U.S. Sen. Tom Cotton, who is generating national buzz as a potential Secretary of Defense, said Tuesday that President-elect Donald Trump has the authority to simply dispose of the Iranian nuclear agreement.
Talk Business & Politics reports:
Appearing on MSNBC’s “Morning Joe,” Cotton, a Republican from Arkansas, a fierce critic of the deal, said President Obama’s administration has admitted that Iran has violated the terms of the deal and that Trump has the legal right to “rip it up.”
“That’s one of the points that I made throughout this debate that President Obama, by not submitting it as a treaty, didn’t give it legal status. So Donald Trump can rip it up since it’s a mere executive agreement,” he said. “The United States, can, in my opinion, should reimpose sanctions on Iran not just for violating the terms of the nuclear deal, but also for violating U.N. Security Councils (resolutions) related to ballistic missiles or its support for terrorism, or its abuse of human rights. Of course we’ll work closely with the president-elect to try to take a harder line on Iran and give them a new sense of limits when it comes to the United States’ interests in the region.”
Trump at times during the campaign said he would rescind the deal and at other times said he would renegotiate it. Walid Phares, a Trump foreign policy advisor, told BBC radio Nov. 10, “‘Ripping up’ is maybe a too strong a word. … He will take the agreement, review it, send it to Congress, demand from the Iranians to restore a few issues or change a few issues. And there will be a discussion. It could be a tense discussion. But the agreement as is right now, sending $150 billion to the Iranian regime without receiving much in return and increasing Iranian intervention in (foreign) countries – that is not going to be accepted by a Trump administration.”
Cotton said Trump will “draw a much firmer line” than Obama.
“Much of international relations is what our adversaries and our allies simply think about the president. I wouldn’t say it was a coincidence that on the day Ronald Reagan was sworn into office, Iran released all of those American hostages. I hope that Iran will realize that with a new president that we’re going to take a much tougher line on all of their malign activities around the world.”
He said the United States should impose “a sense of limits and boundaries” with Russia and other adversaries, as Reagan did early in his term with the Soviet Union.
During the campaign, Trump suggested that NATO allies must fulfill their financial obligations to the alliance if the United States is to continue to fulfill its Article 5 treaty obligations requiring members to come to each other’s defense.
Cotton said NATO allies must increase the strength of their militaries. However, he said, “Our Article 5 commitments to all NATO allies is ironclad.
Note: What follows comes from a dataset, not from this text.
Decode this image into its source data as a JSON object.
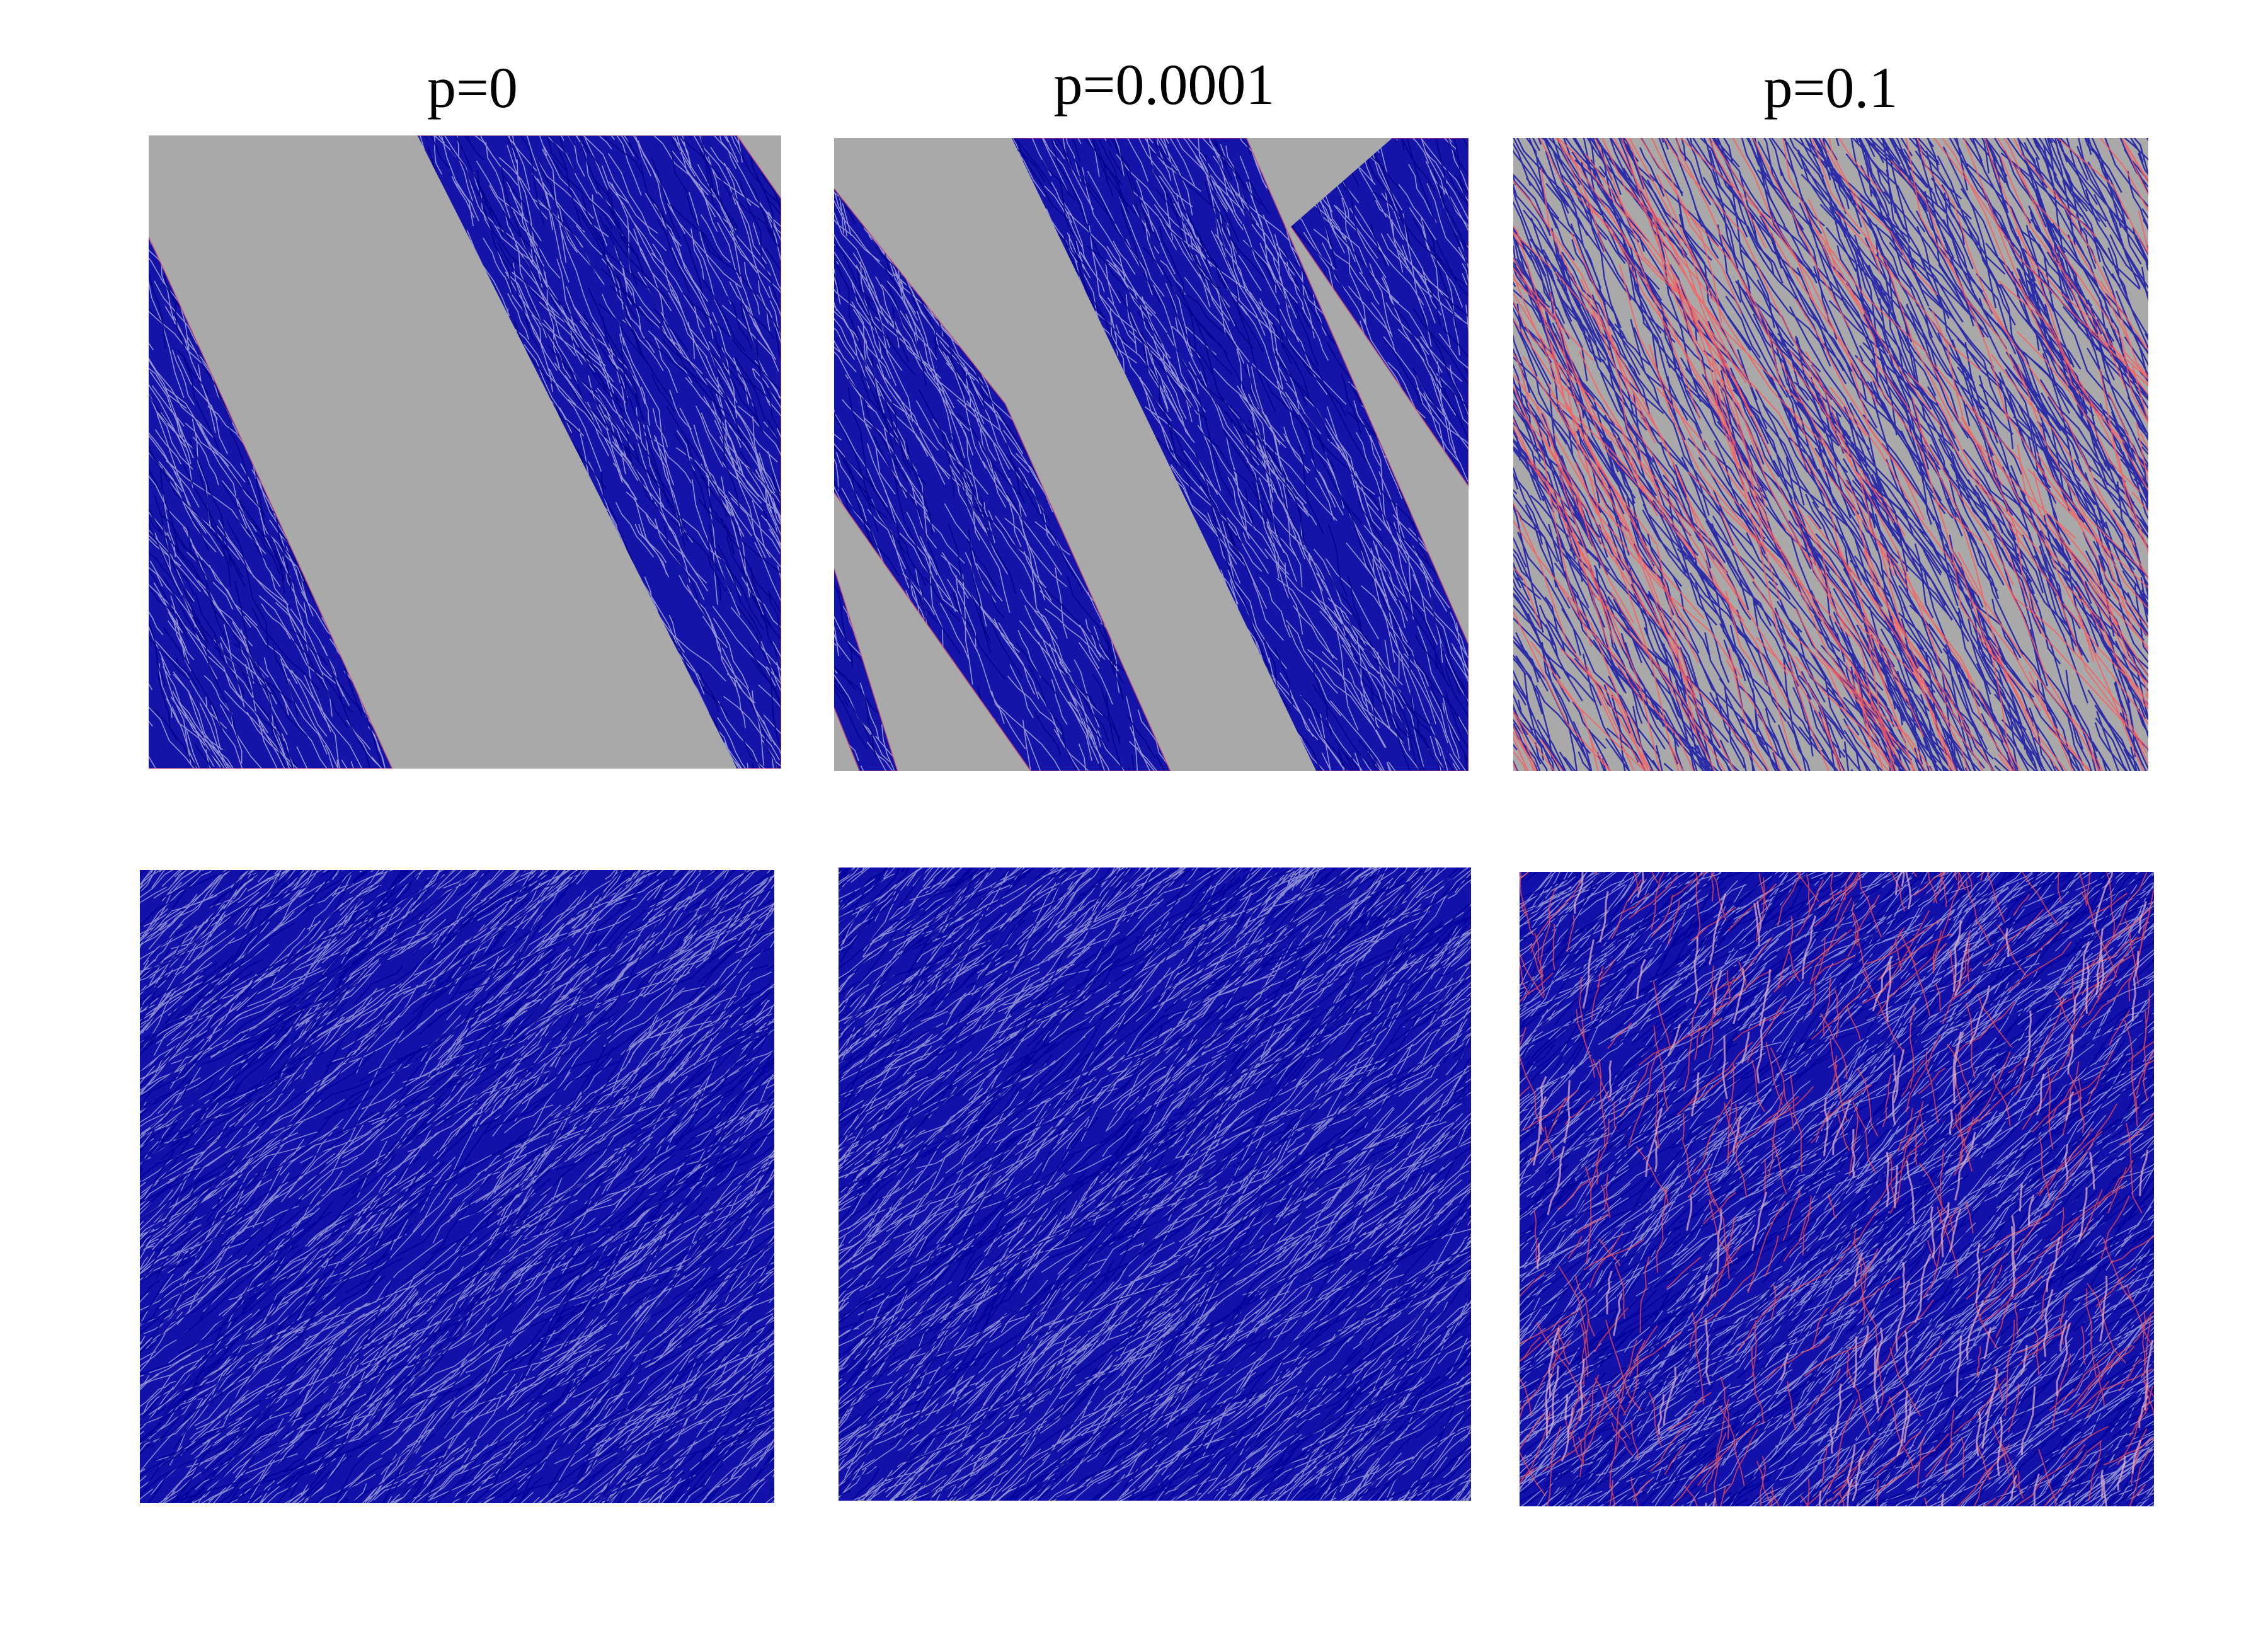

It’s important to remember Article 5 has only been invoked once in the history of NATO and that was to support the United States after the 9/11 attacks.”
In a press conference Monday, President Obama said Trump in their meeting had “expressed a great interest in maintaining our core strategic relationships, and so one of the messages I will be able to deliver is his commitment to NATO and the trans-Atlantic alliance.”
Cotton said Trump and congressional Republicans “campaigned on a lot of promises, and now we’ve got to start delivering on those promises.” Among the first, he said, are filling the Supreme Court vacancy, overturning “a lot of” President Obama’s executive orders, and an emergency supplemental military spending bill of “somewhere around $26 billion” for the remainder of the next fiscal year.
Cotton’s name was circulated in several national media outlets on Tuesday as a possible selection for U.S. Secretary of Defense. Cotton’s office has not responded to comment on the speculation.